Personally to me doesn't mean that much, but seeing how most modern systems use some sort of implementation it's perhaps what the end user would expect?
@Lux-Delux Yes it is expected, and will be implemented eventually. But not in 2.0 :-)
I would also like to get the overall visual aspects and HTML structure polished before implementing anymore JavaScript. Since the JavaScript normally depends on things being in specific places.
I have exams next week so I'll be light on any activity.
Anyway, on the subject of modern html/css tactics. Perhaps the best solution would be to have:
- a modern, responsive design
- a fallback system for older browsers/IE
For my own site I use modern css so it scales well on all screens, but I'll need to investigate further for wide compatibility and then somehow implement into the default hashover template. In due time ;)
The main idea is: when the user implements hashover on their website (and most current cms systems and html templates use responsive design) - the comments neutrally blend in and get the same general color palette.
@Lux-Delux
Perhaps individual CSS style sheets for these things is the best way to go.
Some examples being:
hashover/style-sheets/wordpress.css
hashover/style-sheets/drupal.css
hashover/style-sheets/default-unmodern.css
hashover/style-sheets/default-hdpi.css
The default CSS should be isolated from the page's preexisting CSS, to avoid random CSS weirdness. À la Disqus and expected behavior.
@Lux-Delux "I have exams next week so I'll be light on any activity."
I can't guarantee the codebase will be the same when you return ;-)
Yeah makes sense to have separate files, maybe just modern and old-browser, make the modern file primary and have the optional one if browser version < some number... Or put fallback rules in the same css... don't remember how all this is handled, haven't bothered with old browser compatibility recently... I'm guessing you'd like to avoid any extra javascript handling ?
I'm looking forward to new changes, am a bit of an update freak ;-p
BTW here's a WIP of my own theme

@Lux-Delux
That theme looks great!
I'd only change the sort dropdown menu to be float right, and add right padding to the icon in the name field.

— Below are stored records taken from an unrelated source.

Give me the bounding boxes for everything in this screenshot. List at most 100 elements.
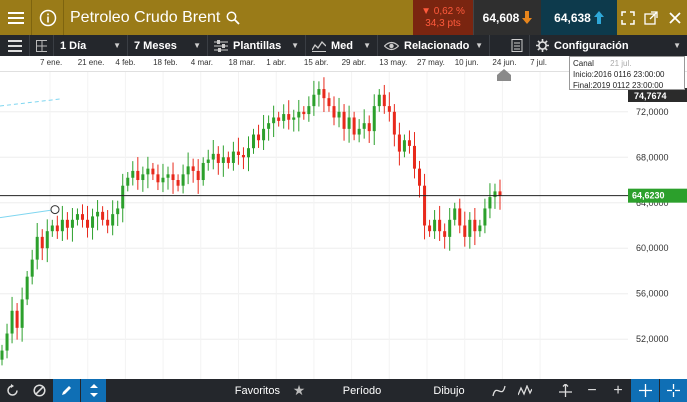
period-button[interactable]: Período [312,379,412,402]
top-value-label: 74,7674 [634,91,667,101]
candle-body [211,153,215,160]
caret-down-icon: ▼ [113,41,121,50]
candle-body [116,208,120,215]
pencil-icon [62,386,71,395]
sell-price: 64,608 [482,10,520,25]
candle-body [407,140,411,146]
zoom-in-button[interactable]: + [605,379,631,402]
period-label: Período [342,384,382,397]
caret-down-icon: ▼ [363,41,371,50]
candle-body [151,168,155,175]
candle-body [443,231,447,237]
dashed-trend-line[interactable] [0,98,61,107]
price-chart[interactable]: 72,0000 68,0000 64,0000 60,0000 56,0000 52,00… [0,72,687,379]
indicator-select[interactable]: Med ▼ [306,35,378,56]
refresh-icon [7,384,18,396]
candle-body [468,219,472,237]
candle-body [181,174,185,186]
candle-body [146,168,150,175]
candle-body [5,333,9,351]
trend-line-handle[interactable] [50,205,60,215]
settings-button[interactable]: Configuración ▼ [530,35,687,56]
templates-select[interactable]: Plantillas ▼ [208,35,306,56]
candle-body [111,214,115,226]
related-select[interactable]: Relacionado ▼ [378,35,490,56]
interval-value: 1 Día [60,39,87,52]
chart-type-button[interactable] [0,35,30,56]
close-button[interactable] [663,0,687,35]
settings-label: Configuración [554,39,629,52]
date-tick-label: 18 feb. [153,58,178,67]
clear-button[interactable] [25,379,53,402]
candle-body [347,117,351,129]
candle-body [10,310,14,334]
candle-body [257,134,261,141]
favorite-star-button[interactable]: ★ [286,379,312,402]
drawing-button[interactable]: Dibujo [412,379,486,402]
date-tick-label: 18 mar. [228,58,256,67]
date-tick-label: 13 may. [379,58,408,67]
buy-price-button[interactable]: 64,638 [541,0,617,35]
favorites-button[interactable]: Favoritos [106,379,286,402]
scroll-marker[interactable] [497,69,511,81]
price-tick-label: 56,0000 [636,289,669,299]
candle-body [287,114,291,120]
target-icon [667,384,680,397]
candle-body [342,111,346,129]
candle-body [252,134,256,149]
top-value-badge [628,88,687,102]
candle-body [201,162,205,181]
updown-icon [89,384,98,397]
zoom-out-button[interactable]: − [579,379,605,402]
candle-body [226,157,230,163]
candle-body [302,111,306,115]
pan-button[interactable] [551,379,579,402]
date-tick-label: 10 jun. [454,58,479,67]
cursor-button[interactable] [659,379,687,402]
interval-select[interactable]: 1 Día ▼ [54,35,128,56]
range-select[interactable]: 7 Meses ▼ [128,35,208,56]
fullscreen-button[interactable] [617,0,639,35]
search-icon[interactable] [226,11,240,25]
bottom-spacer [538,379,551,402]
info-end: Final:2019 0112 23:00:00 [573,81,664,90]
info-icon [39,9,56,26]
crosshair-button[interactable] [631,379,659,402]
instrument-title[interactable]: Petroleo Crudo Brent [64,0,413,35]
date-tick-label: 21 ene. [77,58,105,67]
candle-body [428,225,432,232]
candle-body [317,89,321,95]
chart-toolbar: 1 Día ▼ 7 Meses ▼ Plantillas ▼ Med ▼ Rel… [0,35,687,56]
popout-button[interactable] [639,0,663,35]
reset-button[interactable] [0,379,25,402]
candle-body [246,148,250,158]
layout-button[interactable] [30,35,54,56]
candle-body [25,276,29,300]
price-tick-label: 60,0000 [636,243,669,253]
draw-button[interactable] [53,379,80,402]
candle-body [438,219,442,232]
candle-body [418,168,422,186]
arrow-down-icon [522,11,533,24]
candle-body [327,98,331,107]
zoom-toggle-button[interactable] [80,379,106,402]
candle-body [397,134,401,152]
drawn-trend-line[interactable] [0,209,56,219]
candle-body [277,117,281,121]
drawing-label: Dibujo [433,384,465,397]
change-points: 34,3 pts [425,17,461,29]
candle-body [307,106,311,115]
curve-tool-button[interactable] [486,379,512,402]
wave-tool-button[interactable] [512,379,538,402]
notes-button[interactable] [490,35,530,56]
menu-button[interactable] [0,0,32,35]
candle-body [40,236,44,249]
pan-icon [558,384,572,397]
candle-body [483,208,487,226]
sell-price-button[interactable]: 64,608 [473,0,541,35]
info-button[interactable] [32,0,64,35]
buy-price: 64,638 [554,10,591,25]
candle-body [463,225,467,237]
candle-body [70,219,74,228]
candle-body [0,350,4,360]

All in all, it looks fitting for integration with WordPress.
Yeah I left the sort for later, problem with float:right is that it looks awful on small screens, but I'll add a media query in the css for that condition... Also, that stupid icon in the name field is from the lastpass plugin in Chrome.
Also, I'd need to optimize this for avatars since I decided not to use them, Anyway, if there's interest, I'll gladly clean it up and push here when I get the time :-)
@Lux-Delux There's definitely interest :-)
I've been reading on font-face browser compatibility and the results are pretty good:
http://caniuse.com/fontface
and for pseudo elements
http://css-tricks.com/browser-support-pseudo-elements/
(which we wouldn't need if simply using <i class="some-icon"></i>)
When using font-face properly there really shouldn't be much issues, unless the target is firefox 3. Fontello even outputs css with IE7 support.
Is there really reason to avoid this? The images folder is currently 4kb... We could potentially replace that with an icon package similar in size (maybe even less), since font-face only loads the browser compatible format. There will be less html requests and we gain a graphically more pleasing effect which is easily styled with css.
I know that this is kind of old, but did you ever get around to submitting your theme @Lux-Delux ? In spite of Hashover not featuring Disqus import yet, that might be what it takes to convince me to switch to Hashover :)
I found some commits mentioning modern.css - I guess that's the one?
Regarding Disqus import: I will try and hack something together and report back in a separate issue. Cheers!